2.1 Communication Inside Operators: \(Q_{op}\)

An operator is defined by a type that describes its computational task (e.g., \( Type = \) Add, Conv, MatMul, Relu, etc.). It takes tensors as input and produces tensors as output. We denote \( Type .\mathcal {D}_P=\{D_0,D_1, \ldots D_k\}\) the set of PPDs for each type of operator. Each PPD can be converted to the partition dimensions of all the tensors in an operator. We denote \(d_0,d_1,...\) the dimensions of a tensor. For example for the \( MatMul \) (Matrix Multiplication) operator \( MatMul .\mathcal {D}_P=\{i,k,j\}\). The two input tensors are respectively of \(i\times k\) and \(k\times j\) dimensions and the output tensor is of \(i \times j\) dimension. As shown in Fig. 2 (bottom), PPD i corresponds to partition the first input tensor and output tensor along \(d_0\) and the second input tensor along either \(d_0\) or \(d_1\).

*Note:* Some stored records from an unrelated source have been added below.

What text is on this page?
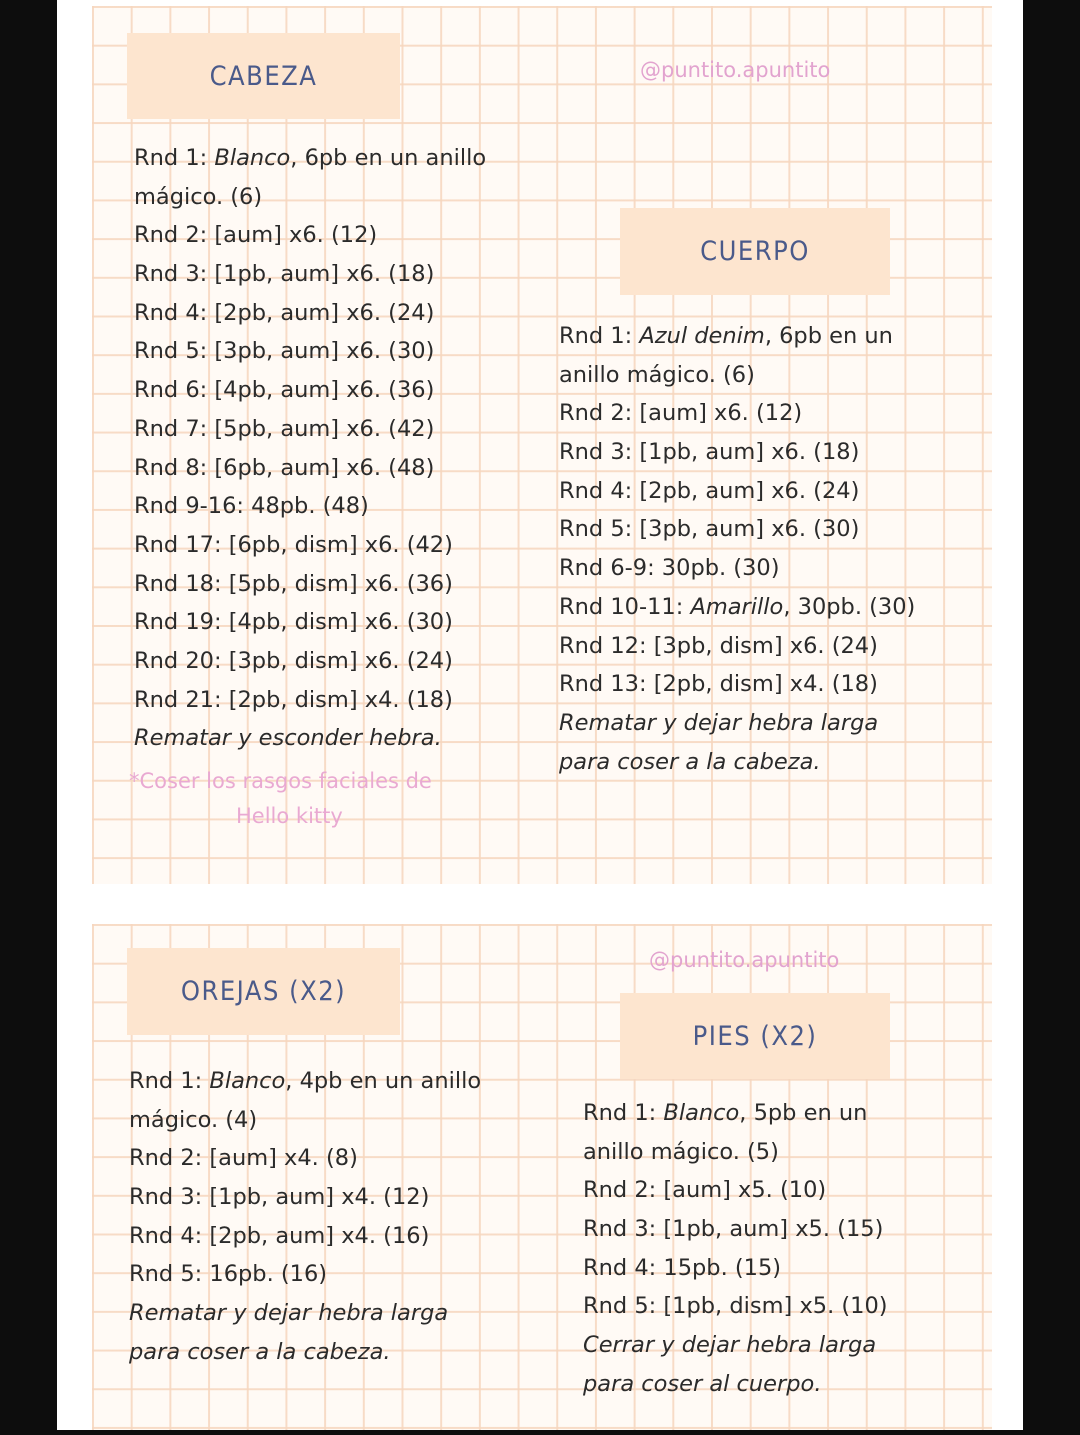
CABEZA	@puntito.apuntito
Rnd 1: Blanco, 6pb en un anillo
mágico. (6)
Rnd 2: [aum] x6. (12)
Rnd 3: [1pb, aum] x6. (18)
Rnd 4: [2pb, aum] x6. (24)
Rnd 5: [3pb, aum] x6. (30)
Rnd 6: [4pb, aum] x6. (36)
Rnd 7: [5pb, aum] x6. (42)
Rnd 8: [6pb, aum] x6. (48)
Rnd 9-16: 48pb. (48)
Rnd 17: [6pb, dism] x6. (42)
Rnd 18: [5pb, dism] x6. (36)
Rnd 19: [4pb, dism] x6. (30)
Rnd 20: [3pb, dism] x6. (24)
Rnd 21: [2pb, dism] x4. (18)
Rematar y esconder hebra.
*Coser los rasgos faciales de
Hello kitty
CUERPO
Rnd 1: Azul denim, 6pb en un
anillo mágico. (6)
Rnd 2: [aum] x6. (12)
Rnd 3: [1pb, aum] x6. (18)
Rnd 4: [2pb, aum] x6. (24)
Rnd 5: [3pb, aum] x6. (30)
Rnd 6-9: 30pb. (30)
Rnd 10-11: Amarillo, 30pb. (30)
Rnd 12: [3pb, dism] x6. (24)
Rnd 13: [2pb, dism] x4. (18)
Rematar y dejar hebra larga
para coser a la cabeza.
OREJAS (X2)
@puntito.apuntito
Rnd 1: Blanco, 4pb en un anillo
mágico. (4)
Rnd 2: [aum] x4. (8)
Rnd 3: [1pb, aum] x4. (12)
Rnd 4: [2pb, aum] x4. (16)
Rnd 5: 16pb. (16)
Rematar y dejar hebra larga
para coser a la cabeza.
PIES (X2)
Rnd 1: Blanco, 5pb en un
anillo mágico. (5)
Rnd 2: [aum] x5. (10)
Rnd 3: [1pb, aum] x5. (15)
Rnd 4: 15pb. (15)
Rnd 5: [1pb, dism] x5. (10)
Cerrar y dejar hebra larga
para coser al cuerpo.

We define the following notions:

  • \( shape(tensor) \)   denotes the shape of a tensor (e.g., \( shape (t)={[}4;4{]}\)).

  • \( shape(D) \)   denotes the shape of a PPD of an operator (e.g., \( shape (i)=4\)).

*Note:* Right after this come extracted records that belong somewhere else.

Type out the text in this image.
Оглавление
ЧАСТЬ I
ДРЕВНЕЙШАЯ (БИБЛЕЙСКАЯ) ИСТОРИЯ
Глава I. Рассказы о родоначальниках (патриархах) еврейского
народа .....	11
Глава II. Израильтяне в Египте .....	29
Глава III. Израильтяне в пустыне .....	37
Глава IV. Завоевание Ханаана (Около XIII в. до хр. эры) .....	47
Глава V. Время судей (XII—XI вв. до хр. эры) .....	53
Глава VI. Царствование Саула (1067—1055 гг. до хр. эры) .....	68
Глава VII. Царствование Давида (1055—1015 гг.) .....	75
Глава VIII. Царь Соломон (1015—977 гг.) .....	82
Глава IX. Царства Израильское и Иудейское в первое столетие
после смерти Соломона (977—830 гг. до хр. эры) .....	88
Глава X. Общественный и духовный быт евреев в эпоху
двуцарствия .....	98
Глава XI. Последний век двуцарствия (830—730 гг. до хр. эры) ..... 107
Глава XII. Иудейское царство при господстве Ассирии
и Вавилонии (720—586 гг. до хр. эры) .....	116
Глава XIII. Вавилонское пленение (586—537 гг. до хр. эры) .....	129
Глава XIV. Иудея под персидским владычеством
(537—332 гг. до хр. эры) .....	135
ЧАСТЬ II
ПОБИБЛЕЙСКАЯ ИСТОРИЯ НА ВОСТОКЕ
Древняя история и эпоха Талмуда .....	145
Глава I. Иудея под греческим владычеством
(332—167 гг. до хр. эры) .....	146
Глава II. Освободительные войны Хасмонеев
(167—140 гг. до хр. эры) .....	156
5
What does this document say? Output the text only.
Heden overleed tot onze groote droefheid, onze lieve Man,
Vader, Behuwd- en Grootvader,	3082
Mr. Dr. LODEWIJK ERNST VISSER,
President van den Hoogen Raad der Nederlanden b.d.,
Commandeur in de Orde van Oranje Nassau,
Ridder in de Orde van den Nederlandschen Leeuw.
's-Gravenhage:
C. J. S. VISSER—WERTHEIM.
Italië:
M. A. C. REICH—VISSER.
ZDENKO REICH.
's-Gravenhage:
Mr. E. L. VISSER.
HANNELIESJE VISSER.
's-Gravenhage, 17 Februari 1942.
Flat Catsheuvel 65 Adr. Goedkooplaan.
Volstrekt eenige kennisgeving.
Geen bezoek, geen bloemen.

  • \( shape(d) \)   denotes the shape of a dimension of a tensor (e.g., \( shape (d_0)=4\)).

  • \( input_{n} \)   denotes an input tensor according to its index.

  • \( Q_{op}(D) \)   denotes the \( Q_{op} \) of a PPD where \( Q_{op}(D) = Q_{f}(D) + Q_{b}(D)\).

  • \( Q_{redist}(d, d') \)   denotes the operator’s \( Q_{redist} \) from the partition dimension d of its tensor and another dimension \(d'\) of the its connected operators’ tensor.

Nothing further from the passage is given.